He shares with critical theorists the notion of theory, and specifically the analysis of public text, as in itself a form of political praxis: 'by focusing our scholarship on how ideology influences society and contributes to detrimental social relationships, we are empowered as scholars to engage in praxis' (p. 135). 'Scholarship should serve as a revolutionary "tool" and seek as its "end" a cultural condition reducing marginality and human suffering' (p. 4); to study the implications and outcomes of rhetorical formations is to act politically: 'the person who controls societal behaviour controls the society's knowledge; the person who controls the language of a society controls societal behaviour' (p. 22).
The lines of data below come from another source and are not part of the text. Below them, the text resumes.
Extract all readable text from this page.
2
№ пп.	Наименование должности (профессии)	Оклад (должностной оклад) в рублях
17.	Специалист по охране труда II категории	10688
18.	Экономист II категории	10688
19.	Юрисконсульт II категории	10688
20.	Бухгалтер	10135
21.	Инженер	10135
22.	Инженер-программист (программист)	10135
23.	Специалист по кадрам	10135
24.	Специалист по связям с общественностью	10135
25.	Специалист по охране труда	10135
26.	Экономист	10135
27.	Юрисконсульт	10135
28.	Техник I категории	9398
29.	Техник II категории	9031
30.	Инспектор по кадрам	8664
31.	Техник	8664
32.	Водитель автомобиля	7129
His 'marxist-inspired neo-pragmatism' (p. 23), however, would be seen as gradualist rather than revolutionary by most who are influenced by Marx. His aim is not the overthrow of a system but 'by critiquing the discourse and cultural practices normalizing human suffering and alienation ... [to] contribute to the formation of a wider democratic consciousness in American society' (pp. 1 - 2). The purpose of the critical study of rhetoric is 'to promote ways in which more people in this country can enjoy the promises and privileges of American society' (p. 6), 'to improve the quality of American life' (p. 6) and 'to make more widespread [our national ideology's] promises of human equality in law, employment and housing (to name only a few examples)' (p. 24). His goals are best summarised by a passage which follows a review of four 1970s critiques of a Nixon Vietnam speech: 'efforts by scholars should be directed towards a redescribed social and political vision that erodes the authority of the American government to wage imperialist wars in the Third World and to undermine American liberties and prosperity at home' (p. 134). In other words, he is critical of government and of capitalists but not of the system as a whole; his basic vision is a liberal humanist one.
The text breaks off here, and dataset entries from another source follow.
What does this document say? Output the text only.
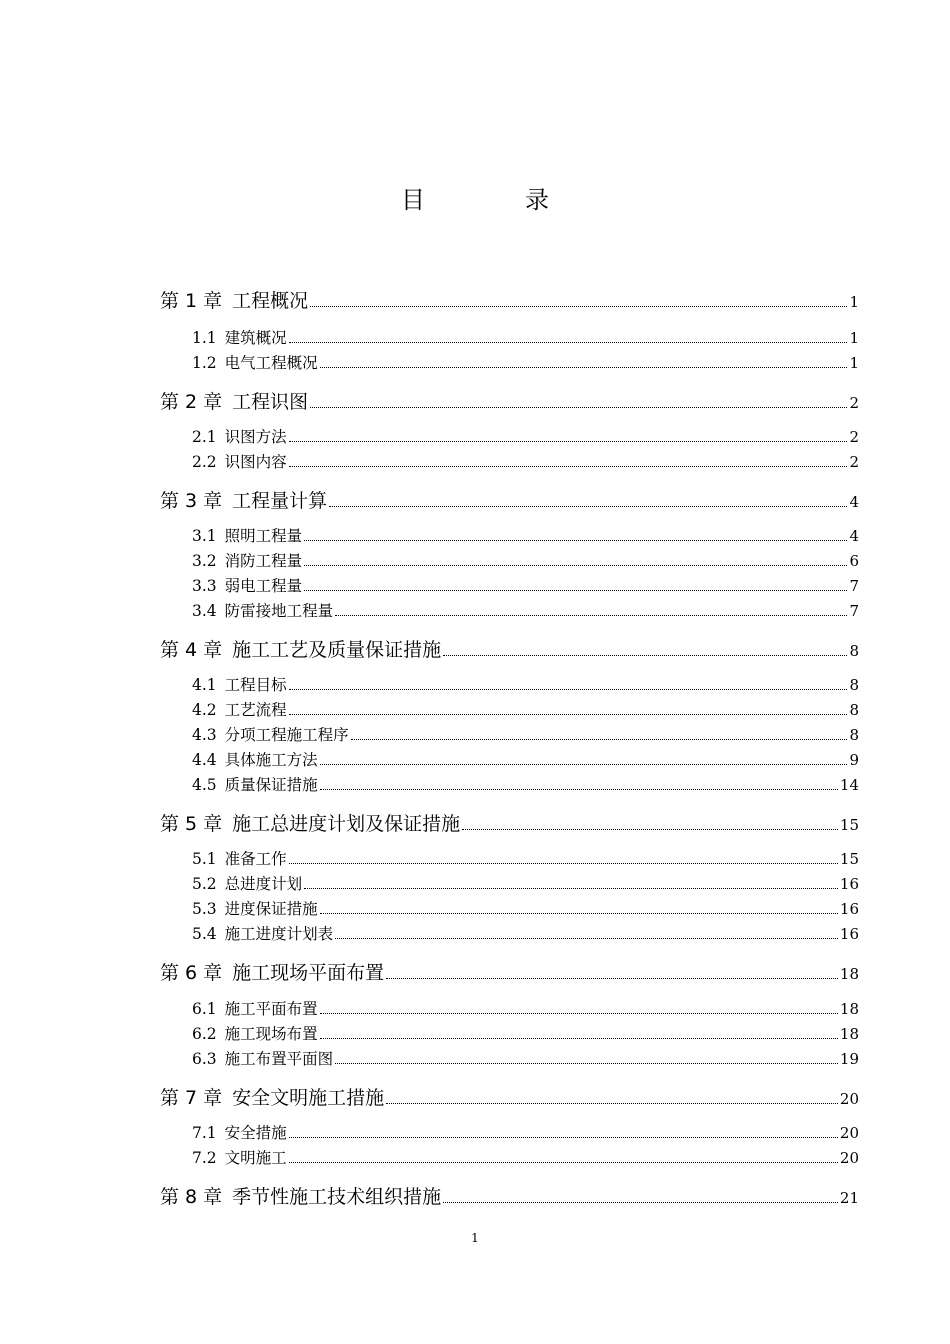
目	录
第 1 章 工程概况	1
1.1 建筑概况	1
1.2 电气工程概况	1
第 2 章 工程识图	2
2.1 识图方法	2
2.2 识图内容	2
第 3 章 工程量计算	4
3.1 照明工程量	4
3.2 消防工程量	6
3.3 弱电工程量	7
3.4 防雷接地工程量	7
第 4 章 施工工艺及质量保证措施	8
4.1 工程目标	8
4.2 工艺流程	8
4.3 分项工程施工程序	8
4.4 具体施工方法	9
4.5 质量保证措施	14
第 5 章 施工总进度计划及保证措施	15
5.1 准备工作	15
5.2 总进度计划	16
5.3 进度保证措施	16
5.4 施工进度计划表	16
第 6 章 施工现场平面布置	18
6.1 施工平面布置	18
6.2 施工现场布置	18
6.3 施工布置平面图	19
第 7 章 安全文明施工措施	20
7.1 安全措施	20
7.2 文明施工	20
第 8 章 季节性施工技术组织措施	21
1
Part of the work to be done towards these goals involves published analysis (both academic and 'popular') of the way that ideological features of capitalism become reified through rhetoric. Equally important, however, is a mission to educate the future generation of decision-makers and social analysts in critical attitudes and skills. Basic communication courses 'can be reconceptualized as cultural critique', and the pedagogic aim of the discipline is to be 'the process of helping students to identify and critique the ways language reifies and structures human social reality for the purpose of empowering students to engage more actively in both the construction and critique of society' (p. 137).
The book shows substantial scholarship, expresses its points well and is generally ably argued. (It is perhaps a fault that it deals only with class inequalities and does not consider other fundamental structuring principles such as gender and ethnicity.) I do not think it has much to offer the British reader, however. Cultural critique is a central theme in most sociology and cultural studies courses in this country, so its major message is 'not news' here. British readers may feel that what Swartz has to offer that is not already explicit in the work of the Frankfurt School has been done in more sophisticated ways for class and 'race' by 'cultural studies' figures such as Stuart Hall and for gender by feminist scholars such as Carol Smart.